Além da margem de preferência, há ainda as exigências de conteúdo local em algumas licitações, principalmente naquelas relacionadas ao setor de petróleo e gás. Por exemplo, trata-se de exigir que o vencedor de uma licitação para exploração de determinada área contrate até um determinado porcentual de fornecedores e mão de obra brasileira.
Como o acordo vai ficar
Quando o governo brasileiro vier de fato a aderir ao acordo, as empresas dos países que participam dele vão poder concorrer em isonomia com as empresas nacionais nas licitações de órgãos públicos brasileiros. Em geral, não deverá mais haver políticas locais discriminatórias à participação de estrangeiros em licitações, salvo os casos que forem excetuados no acordo. Em troca, as empresas brasileiras também poderão concorrer mais facilmente a processos licitatórios dos países que fazem parte do acordo de compras governamentais (GPA).
Além de permitir que os estrangeiros concorram em pé de igualdade, o governo brasileiro terá de eliminar barreiras burocráticas à participação de estrangeiros em licitações e concorrências públicas. Deverá, ainda, tornar o processo licitatório mais transparente.

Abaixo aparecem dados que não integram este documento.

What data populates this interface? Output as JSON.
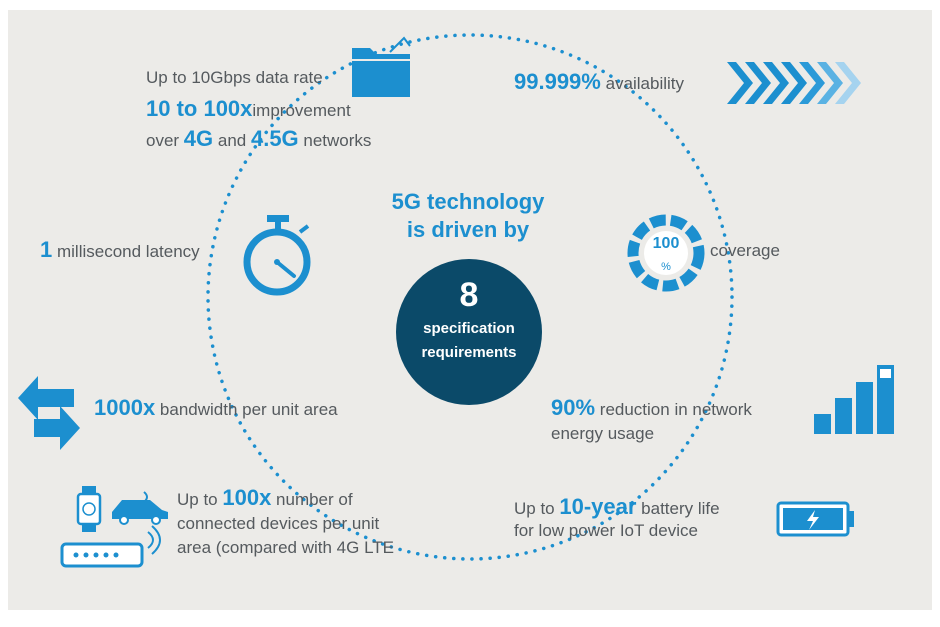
{
  "center": {
    "title_line1": "5G technology",
    "title_line2": "is driven by",
    "count": "8",
    "label_line1": "specification",
    "label_line2": "requirements"
  },
  "items": {
    "data_rate": {
      "line1": "Up to 10Gbps data rate",
      "line2_em": "10 to 100x",
      "line2_rest": "improvement",
      "line3_a": "over ",
      "line3_em1": "4G",
      "line3_b": " and ",
      "line3_em2": "4.5G",
      "line3_c": " networks"
    },
    "availability": {
      "value": "99.999%",
      "label": "availability"
    },
    "latency": {
      "value": "1",
      "label": "millisecond latency"
    },
    "coverage": {
      "gauge_value": "100",
      "gauge_unit": "%",
      "label": "coverage"
    },
    "bandwidth": {
      "value": "1000x",
      "label": "bandwidth per unit area"
    },
    "energy": {
      "value": "90%",
      "line1_rest": "reduction in network",
      "line2": "energy usage"
    },
    "devices": {
      "line1_a": "Up to ",
      "line1_em": "100x",
      "line1_b": " number of",
      "line2": "connected devices per unit",
      "line3": "area (compared with 4G LTE"
    },
    "battery": {
      "line1_a": "Up to ",
      "line1_em": "10-year",
      "line1_b": " battery life",
      "line2": "for low power IoT device"
    }
  },
  "colors": {
    "accent": "#1c8fcf",
    "hub": "#0b4a69",
    "text": "#555a5e",
    "background": "#ecebe8"
  },
  "icons": [
    "folder-icon",
    "chevrons-icon",
    "stopwatch-icon",
    "gauge-icon",
    "arrows-icon",
    "signal-bars-icon",
    "devices-icon",
    "battery-icon"
  ]
}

Ao todo, 48 países já aderiram ao acordo, incluindo todos da União Europeia e os Estados Unidos. Desde 2017, o Brasil é um observador do comitê da OMC que trata do acordo, mas nunca chegou a aderir formalmente. A adesão ao acordo é opcional.

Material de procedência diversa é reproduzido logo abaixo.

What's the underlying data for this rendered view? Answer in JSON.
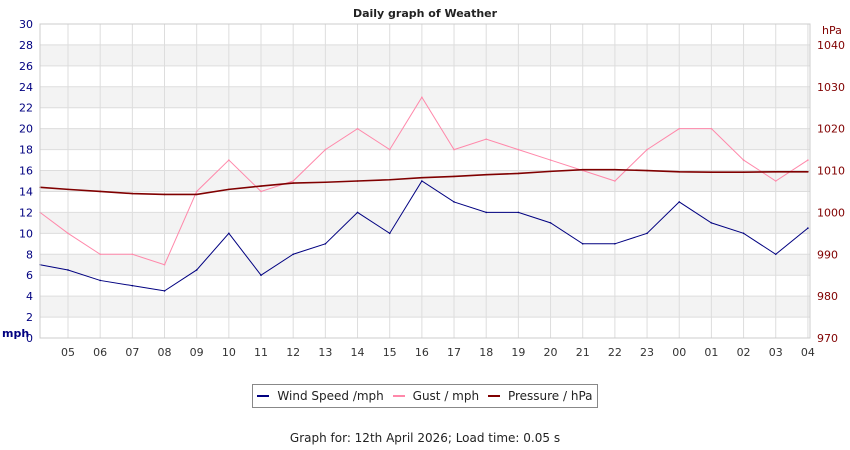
{
  "chart_data": {
    "type": "line",
    "title": "Daily graph of Weather",
    "ylabel_left": "mph",
    "ylabel_right": "hPa",
    "ylim_left": [
      0,
      30
    ],
    "ylim_right": [
      970,
      1045
    ],
    "yticks_left": [
      0,
      2,
      4,
      6,
      8,
      10,
      12,
      14,
      16,
      18,
      20,
      22,
      24,
      26,
      28,
      30
    ],
    "yticks_right": [
      970,
      980,
      990,
      1000,
      1010,
      1020,
      1030,
      1040
    ],
    "x_tick_labels": [
      "05",
      "06",
      "07",
      "08",
      "09",
      "10",
      "11",
      "12",
      "13",
      "14",
      "15",
      "16",
      "17",
      "18",
      "19",
      "20",
      "21",
      "22",
      "23",
      "00",
      "01",
      "02",
      "03",
      "04"
    ],
    "x": [
      "04",
      "05",
      "06",
      "07",
      "08",
      "09",
      "10",
      "11",
      "12",
      "13",
      "14",
      "15",
      "16",
      "17",
      "18",
      "19",
      "20",
      "21",
      "22",
      "23",
      "00",
      "01",
      "02",
      "03",
      "04"
    ],
    "grid": true,
    "legend_placement": "bottom",
    "series": [
      {
        "name": "Wind Speed /mph",
        "axis": "left",
        "color": "#000080",
        "values": [
          7,
          6.5,
          5.5,
          5,
          4.5,
          6.5,
          10,
          6,
          8,
          9,
          12,
          10,
          15,
          13,
          12,
          12,
          11,
          9,
          9,
          10,
          13,
          11,
          10,
          8,
          10.5
        ]
      },
      {
        "name": "Gust / mph",
        "axis": "left",
        "color": "#ff88aa",
        "values": [
          12,
          10,
          8,
          8,
          7,
          14,
          17,
          14,
          15,
          18,
          20,
          18,
          23,
          18,
          19,
          18,
          17,
          16,
          15,
          18,
          20,
          20,
          17,
          15,
          17
        ]
      },
      {
        "name": "Pressure / hPa",
        "axis": "right",
        "color": "#800000",
        "values": [
          1006,
          1005.5,
          1005,
          1004.5,
          1004.3,
          1004.3,
          1005.5,
          1006.3,
          1007,
          1007.2,
          1007.5,
          1007.8,
          1008.3,
          1008.6,
          1009,
          1009.3,
          1009.8,
          1010.2,
          1010.2,
          1010,
          1009.7,
          1009.6,
          1009.6,
          1009.7,
          1009.7
        ]
      }
    ]
  },
  "footer": "Graph for: 12th April 2026; Load time: 0.05 s"
}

Adesão precisa de aval do Congresso
Para aderir ao acordo, o governo brasileiro precisará atuar em duas frentes: interna e externa. No âmbito externo, trata-se de submeter seu pedido formal de acessão ao Acordo de Compras Governamentais da OMC. Feito o pedido, é verificada se a legislação interna do país está adequada aos termos gerais do acordo e s países que já aderiram ao acordo são consultados.
Com isso, começam as negociações, que podem exigir que o Brasil promova mudanças em sua legislação interna para eliminar barreiras aos estrangeiros e mecanismos de proteção a empresas nacionais. Mas é possível, segundo especialistas consultados pela Gazeta do Povo, que o Brasil utilize sua posição de “país em desenvolvimento” para manter algumas regras atuais em determinados setores, principalmente os ligados à área militar, sem precisar modificar a legislação.

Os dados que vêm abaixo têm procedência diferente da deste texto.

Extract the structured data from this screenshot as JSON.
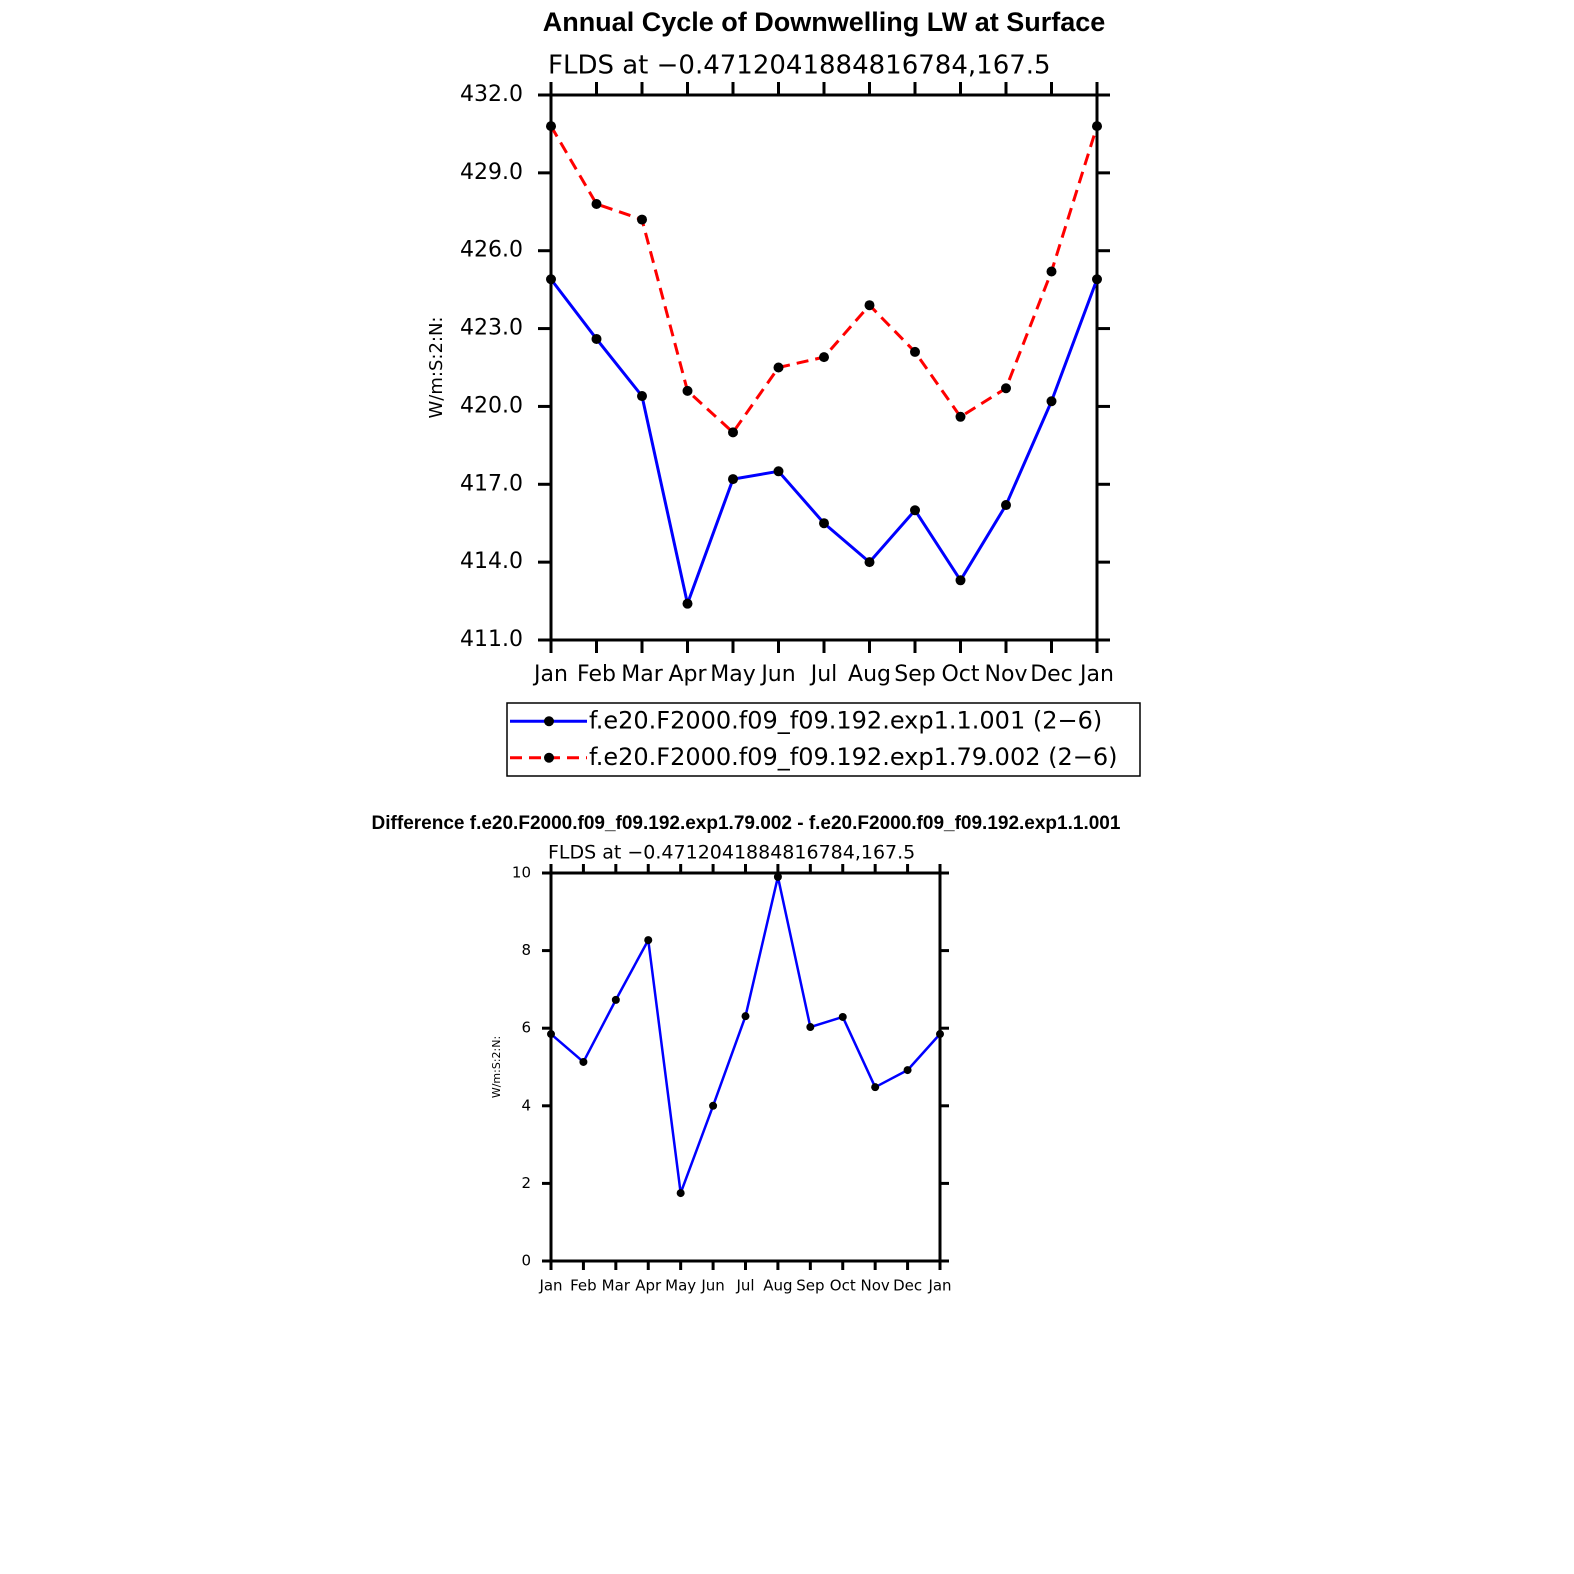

De qualquer forma, por força da Constituição, o acordo deverá ser ratificado pelo Congresso brasileiro. Ou seja, ele só entrará em vigência no Brasil quando for aprovado pela Câmara e pelo Senado.
Acordo vai ao encontro do liberalismo de Guedes
O embaixador aposentador José Alfredo Graça Lima, vice-presidente do Centro Brasileiro de Relações Internacionais (Cebri), afirma que a adesão é uma mudança qualitativa da política comercial brasileira, indo no sentido da liberalização da economia, prometida pelo próprio ministro Paulo Guedes.
A adesão também deve facilitar o processo do Brasil para se tornar um país-membro da Organização para a Cooperação e Desenvolvimento Econômico (OCDE).
“[A adesão] é um sinal bastante robusto para os investidores de que o Brasil está realmente no caminho da liberalização [econômica]”, afirmou à Gazeta do Povo. “É mais um passo na direção de você se integrar melhor [ao mundo comercialmente]. Você dá acesso ao mercado [interno] aos nossos parceiros, que passam a concorrer com as empresas nacionais em suprimentos e serviços”, completou.
O embaixador Graça Lima também diz que a decisão mostra que o Brasil caminha na direção de abandonar práticas protecionistas, principalmente aquelas discriminatórias e que são condenadas pela OMC.
“O discurso que você tinha em governos anteriores, que tinham uma preocupação maior com mercado interno e em dar vantagens para empresas nacionais, era que compras governamentais eram uma forma de fazer política industrial. Era um tipo de filosofia bem diferente da atual. O governo atual não contempla políticas industriais que se referem à proteção, subsídios, favorecimento, discriminação, tudo que é meio que violatório aos melhores compromissos internacionais”, completou.